Since Phil served while the Vietnam War was still going on, he earned a National Defense Ribbon.  You only get that ribbon if you serve in the military while the country is at war. Although he wasn’t involved in combat, he was going out on a regular basis with search and rescue missions. 

"We were putting our lives on the line to save somebody else, be it a drowning, overboard situation or medical emergency.  One particular day a family was out and their boat starting taking on water.  It was a husband and wife and three kids.  Their boat’s pumps couldn't keep up with the flooding, and their boat was going down.  We had to save them.  We dispatched a USCG Helicopter that dropped them extra pumps which allowed them to stay afloat until one of our 30-footers was able to reach them and tow them back to Galveston."

"One other memorable SAR (Search and Rescue) case involved a man who had a heart attack while underway on his small boat, and his wife was the only other person on the boat with him.  In order to perform the rescue a Coast Guard Helicopter out of Houston, TX, Air Station needed to do a 'basket hoist' in order to get him to the hospital.  My job was to be the go-between communicating the helicopter pilot’s instructions to her on how to steer the boat, at what course and speed, so that the helicopter could come and match that speed and course, drop the basket with a Coast Guardsman in it, and put the victim into the basket so that he could be hoisted off the boat and taken back to shore for medical treatment.  That one was tricky because the wife had never steered the boat before!  She did exactly what she needed to do and her husband survived."

"Galveston is located at the southern end of the Houston Ship Channel.

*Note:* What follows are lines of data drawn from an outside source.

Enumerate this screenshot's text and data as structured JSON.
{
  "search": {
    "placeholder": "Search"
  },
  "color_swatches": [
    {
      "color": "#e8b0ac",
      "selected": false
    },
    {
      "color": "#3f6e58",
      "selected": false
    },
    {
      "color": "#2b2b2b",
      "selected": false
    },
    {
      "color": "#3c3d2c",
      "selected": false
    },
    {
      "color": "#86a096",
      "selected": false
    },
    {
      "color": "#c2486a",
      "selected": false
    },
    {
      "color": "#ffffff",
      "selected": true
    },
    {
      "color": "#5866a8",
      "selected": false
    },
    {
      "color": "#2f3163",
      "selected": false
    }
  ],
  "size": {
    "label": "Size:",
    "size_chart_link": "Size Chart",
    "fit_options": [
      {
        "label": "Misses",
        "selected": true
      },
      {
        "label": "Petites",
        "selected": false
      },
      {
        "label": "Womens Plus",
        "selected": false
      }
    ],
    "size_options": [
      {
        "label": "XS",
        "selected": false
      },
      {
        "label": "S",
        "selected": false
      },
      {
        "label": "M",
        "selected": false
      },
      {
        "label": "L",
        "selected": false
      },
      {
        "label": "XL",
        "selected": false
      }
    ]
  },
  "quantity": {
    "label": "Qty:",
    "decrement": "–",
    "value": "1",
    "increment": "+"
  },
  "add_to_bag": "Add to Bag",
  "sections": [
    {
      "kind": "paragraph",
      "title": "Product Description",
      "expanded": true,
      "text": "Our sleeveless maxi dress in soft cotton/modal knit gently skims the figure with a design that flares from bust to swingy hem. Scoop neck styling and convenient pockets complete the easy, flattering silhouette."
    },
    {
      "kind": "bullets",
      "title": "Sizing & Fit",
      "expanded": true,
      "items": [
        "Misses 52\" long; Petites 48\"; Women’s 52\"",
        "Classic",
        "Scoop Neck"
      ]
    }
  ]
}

Texas City, TX, is located several miles up the channel from Galveston, and Texas City Refinery, one of the largest oil refineries on the Gulf Coast, is located there.  Unfortunately, in the early 1970s environmental laws were not as strict as they are today and consequently we had a lot of environmental issues with spilled oil, fires, that type of thing, to deal with and those were a little hairy at times."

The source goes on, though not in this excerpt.